How to calculate $\frac{\partial^nf(\ln(x))}{\partial x^n}$
-
1$\frac{\mathrm d^n}{\mathrm dz^n}f(\log\,z)=z^{-n}\sum_{k=1}^n (-1)^{n-k} \left[{n}\atop{k}\right]f^{(k)}(\log\,z)$ – 2012-11-18
2 Answers
Set $x=e^t$. Then $t=\log x, f(\log x)=f(t)$ and: $\frac{d}{dx}=\frac{d}{dt}\cdot\frac{dt}{dx}=\frac{1}{x}\cdot\frac{d}{dt}=e^{-t}\frac{d}{dt},$ so: $\frac{d^n}{dx^n}f(\log x)=\left(e^{-t}\frac{d}{dt}\right)^n f(t).$ Now, if you define a sequence of polynomials $\{p_n(x)\}_{n\in\mathbb{N}}$ such that: $ p_1(x)=x,\qquad p_{n+1}(x)= (x-n)\cdot p_n(x),$ you clearly have: $ \frac{d^n}{dx^n}f(\log x) = e^{-nt}\cdot \left(p_n\left(\frac{d}{dt}\right)f(t)\right), $ so: $ \frac{d^n}{dx^n}f(\log x) = \frac{1}{x^n}\sum_{j=0}^{n-1}(-1)^{j}\cdot e_j(1,\ldots,n-1)\cdot f^{(n-j)}(\log x),$ where $e_j$ is the $j$-th elementary symmetric polynomial.
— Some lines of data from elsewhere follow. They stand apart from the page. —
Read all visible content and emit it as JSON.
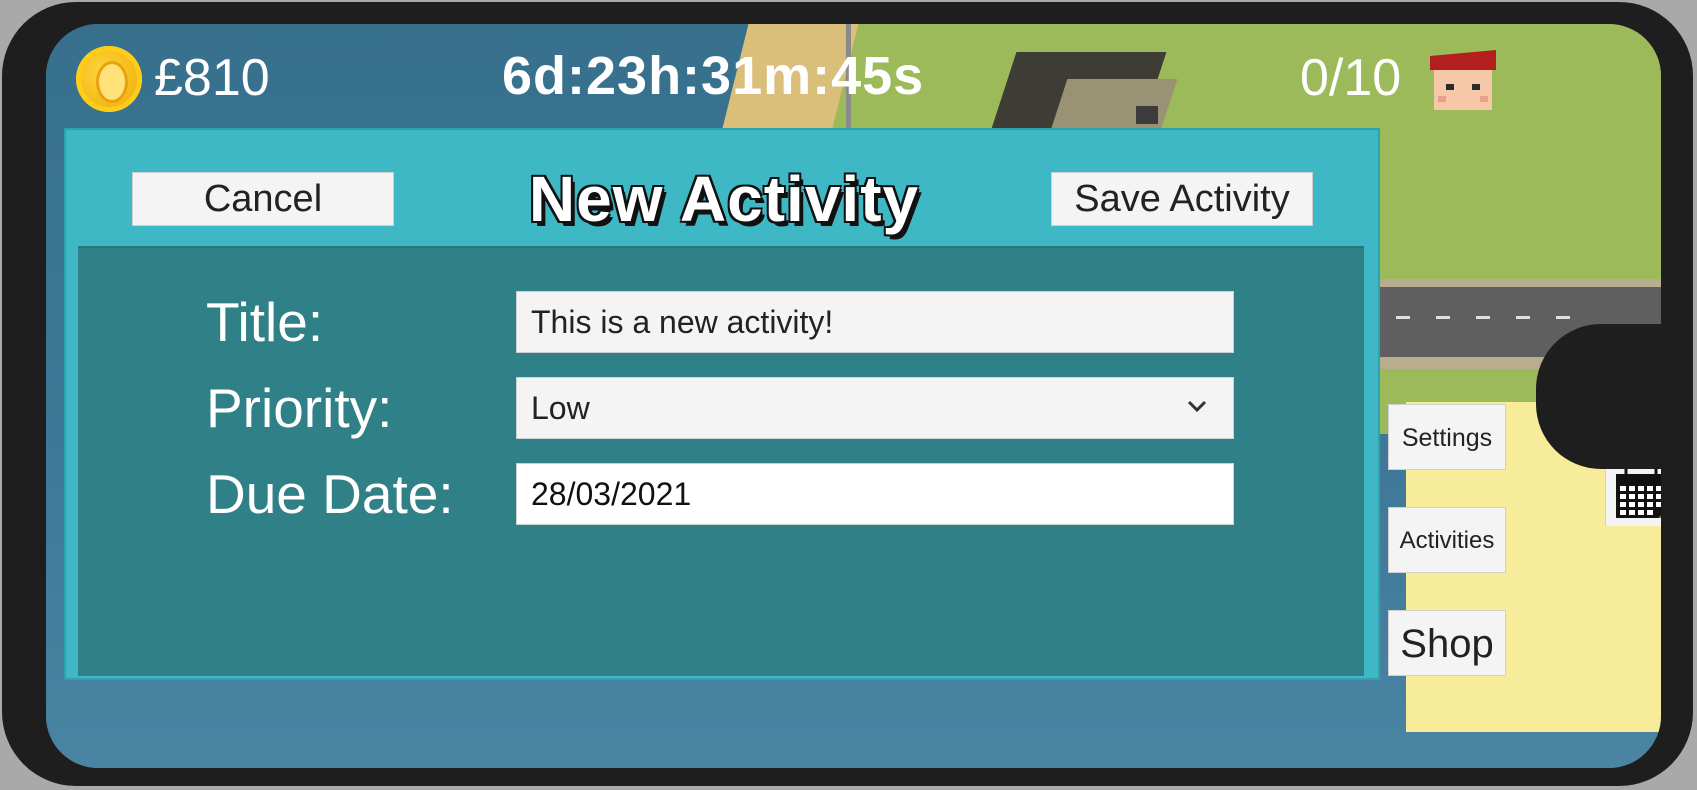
{
  "hud": {
    "money": "£810",
    "timer": "6d:23h:31m:45s",
    "workers": "0/10",
    "coin_icon": "coin-icon",
    "avatar_icon": "worker-avatar-icon"
  },
  "dialog": {
    "title": "New Activity",
    "cancel_label": "Cancel",
    "save_label": "Save Activity",
    "fields": {
      "title_label": "Title:",
      "title_value": "This is a new activity!",
      "priority_label": "Priority:",
      "priority_value": "Low",
      "due_date_label": "Due Date:",
      "due_date_value": "28/03/2021"
    }
  },
  "side_menu": {
    "settings_label": "Settings",
    "activities_label": "Activities",
    "shop_label": "Shop"
  },
  "colors": {
    "dialog_bg": "#3eb8c5",
    "dialog_inner": "#2f8187",
    "grass": "#9cba59",
    "water": "#3f7898"
  }
}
A pretty easy induction shows:
$\frac{d^k}{dx^k}\{f(\log(x)\}=\left(\left(P_k\left(\frac{d}{dx}\right)f\right)\circ\log\right)(x)\cdot x^{-k} $
where the polynomial $P_k$ is given by
$P_k(x):=\prod_{j=0}^{k-1}(x-j) $
Hopefully this formula is something like what you are after.